On the rebel side equally active preparations appear to be going on. Charleston is awaiting calmly for an attack, and General Beauregard has revoked all furloughs and recalled absentees to their posts.

A despatch from Memphis reports a fight on the Yazoo river, in which seven thousand prisoners and eight transports are said to have been captured. It was known at Washington that such a movement by our gunboats was in contemplation with the intention of cutting off the supplies of the rebels, and therefore it is quite probable that a battle has taken place, although the particulars have not yet reached us.

There is nothing later from Vicksburg.

Rumors were rife in Cairo yesterday and reached this city by telegraph that Fort Donelson and Fort Henry had been captured by the rebels; but the reports are not credited. A gentleman who arrived in Cincinnati on Thursday from Savannah says that immense armies are massed in Tennessee – one to hold General Rosecrans in check while the other flanks him, enters Kentucky, and moves direct on Louisville and Cincinnati. They are only waiting for the rivers to fall and the roads to dry to commence operations.

General Granger’s force, who went in pursuit of Van Dorn, returned to Franklin on Wednesday. The rebels fled beyond Duck river, as we before reported. There were several cavalry skirmishes, and some three hundred ragged fellows were picked up in the pursuit.

Colonel Richardson and some four hundred of his rebel guerillas were surrounded and captured at Covington, Tenn., by a body of Union troops on Monday last.

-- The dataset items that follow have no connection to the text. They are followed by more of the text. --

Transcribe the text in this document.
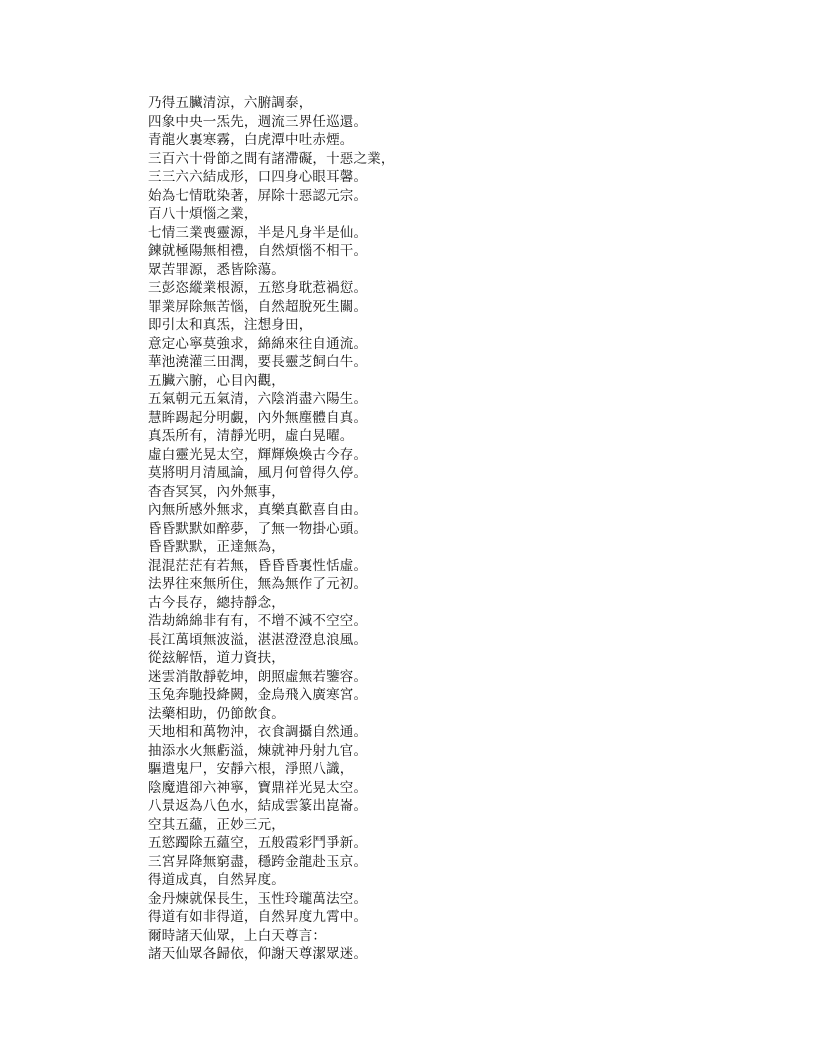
乃得五臟清涼，六腑調泰，
四象中央一炁先，週流三界任巡還。
青龍火裏寒霧，白虎潭中吐赤煙。
三百六十骨節之間有諸滯礙，十惡之業，
三三六六結成形，口四身心眼耳馨。
始為七情耽染著，屏除十惡認元宗。
百八十煩惱之業，
七情三業喪靈源，半是凡身半是仙。
鍊就極陽無相禮，自然煩惱不相干。
眾苦罪源，悉皆除蕩。
三彭恣縱業根源，五慾身耽惹禍愆。
罪業屏除無苦惱，自然超脫死生關。
即引太和真炁，注想身田，
意定心寧莫強求，綿綿來往自通流。
華池澆灌三田潤，要長靈芝飼白牛。
五臟六腑，心目內觀，
五氣朝元五氣清，六陰消盡六陽生。
慧眸踢起分明覷，內外無塵體自真。
真炁所有，清靜光明，虛白晃曜。
虛白靈光晃太空，輝輝煥煥古今存。
莫將明月清風論，風月何曾得久停。
杳杳冥冥，內外無事，
內無所感外無求，真樂真歡喜自由。
昏昏默默如醉夢，了無一物掛心頭。
昏昏默默，正達無為，
混混茫茫有若無，昏昏昏裏性恬虛。
法界往來無所住，無為無作了元初。
古今長存，總持靜念，
浩劫綿綿非有有，不增不減不空空。
長江萬頃無波溢，湛湛澄澄息浪風。
從玆解悟，道力資扶，
迷雲消散靜乾坤，朗照虛無若鑒容。
玉兔奔馳投絳闕，金烏飛入廣寒宮。
法藥相助，仍節飲食。
天地相和萬物沖，衣食調攝自然通。
抽添水火無虧溢，煉就神丹射九官。
驅遣鬼尸，安靜六根，淨照八識，
陰魔遣卻六神寧，寶鼎祥光晃太空。
八景返為八色水，結成雲篆出崑崙。
空其五蘊，正妙三元，
五慾躅除五蘊空，五般霞彩鬥爭新。
三宮昇降無窮盡，穩跨金龍赴玉京。
得道成真，自然昇度。
金丹煉就保長生，玉性玲瓏萬法空。
得道有如非得道，自然昇度九霄中。
爾時諸天仙眾，上白天尊言：
諸天仙眾各歸依，仰謝天尊潔眾迷。
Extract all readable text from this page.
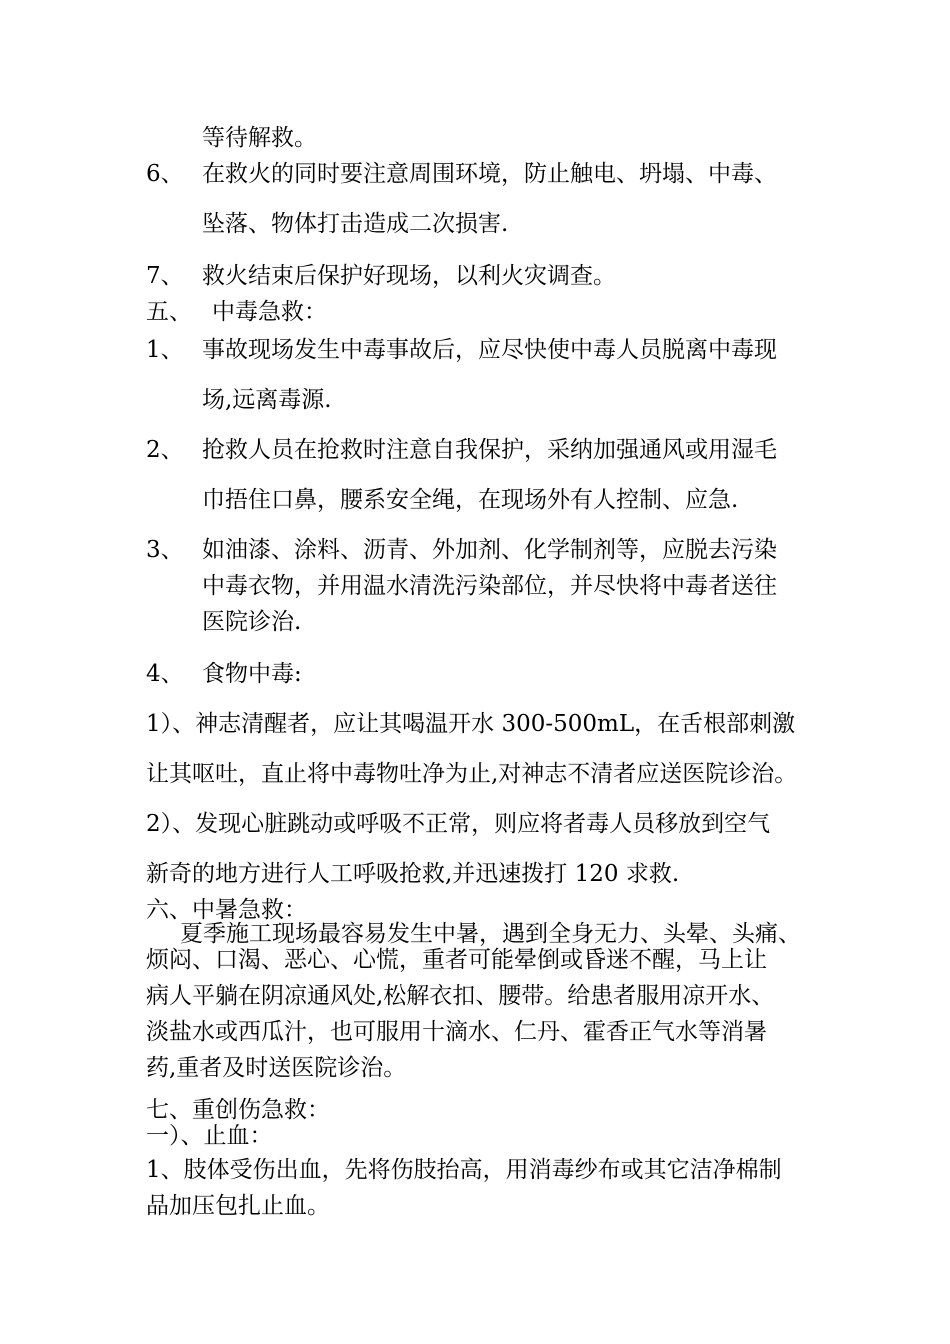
等待解救。
6、 在救火的同时要注意周围环境，防止触电、坍塌、中毒、
坠落、物体打击造成二次损害.
7、 救火结束后保护好现场，以利火灾调查。
五、 中毒急救：
1、 事故现场发生中毒事故后，应尽快使中毒人员脱离中毒现
场,远离毒源.
2、 抢救人员在抢救时注意自我保护，采纳加强通风或用湿毛
巾捂住口鼻，腰系安全绳，在现场外有人控制、应急.
3、 如油漆、涂料、沥青、外加剂、化学制剂等，应脱去污染
中毒衣物，并用温水清洗污染部位，并尽快将中毒者送往
医院诊治.
4、 食物中毒:
1）、神志清醒者，应让其喝温开水 300-500mL，在舌根部刺激
让其呕吐，直止将中毒物吐净为止,对神志不清者应送医院诊治。
2）、发现心脏跳动或呼吸不正常，则应将者毒人员移放到空气
新奇的地方进行人工呼吸抢救,并迅速拨打 120 求救.
六、中暑急救：
夏季施工现场最容易发生中暑，遇到全身无力、头晕、头痛、
烦闷、口渴、恶心、心慌，重者可能晕倒或昏迷不醒，马上让
病人平躺在阴凉通风处,松解衣扣、腰带。给患者服用凉开水、
淡盐水或西瓜汁，也可服用十滴水、仁丹、霍香正气水等消暑
药,重者及时送医院诊治。
七、重创伤急救：
一）、止血：
1、肢体受伤出血，先将伤肢抬高，用消毒纱布或其它洁净棉制
品加压包扎止血。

By the arrival of the Australasian at this port yesterday evening we have dates from Europe to the 1st instant – two days later. The despatch of Mr. Seward, rejecting the French proposal for mediation, provokes the criticism of the London journals. The Times says that it is quite consistent with all Mr. Seward has previously written upon the subject, and that the Secretary of State is either preternaturally right or incomprehensibly wrong. The Post – Pamlerston’s organ – is more bitter, and declares that, emanating, as this document, does from the federal Cabinet, it is truly incredible that that body should have sunk so low as to endorse as its own in the face of the world so much arrant falsehood and absurd nonsense.

The Morning Star considers the document unanswerable; it is greatly pleased with it, and that henceforth not even the mildest form of interference can have the least hope of acceptance.

The Paris Pays treats the matter somewhat indifferently, merely stating the purport of Mr. Seward’s response, that in the opinion of the Cabinet at Washington a more practicable means would be for deputies from the dissentient States to come to Congress, where projects of arrangement could be discussed, and, if adopted, submitted to the sanction of a National Convention.

The London correspondent of the Manchester Guardian says that the Confederate loan has been all freely taken on the Continent, and that England will have no more of it than it can get from foreign markets.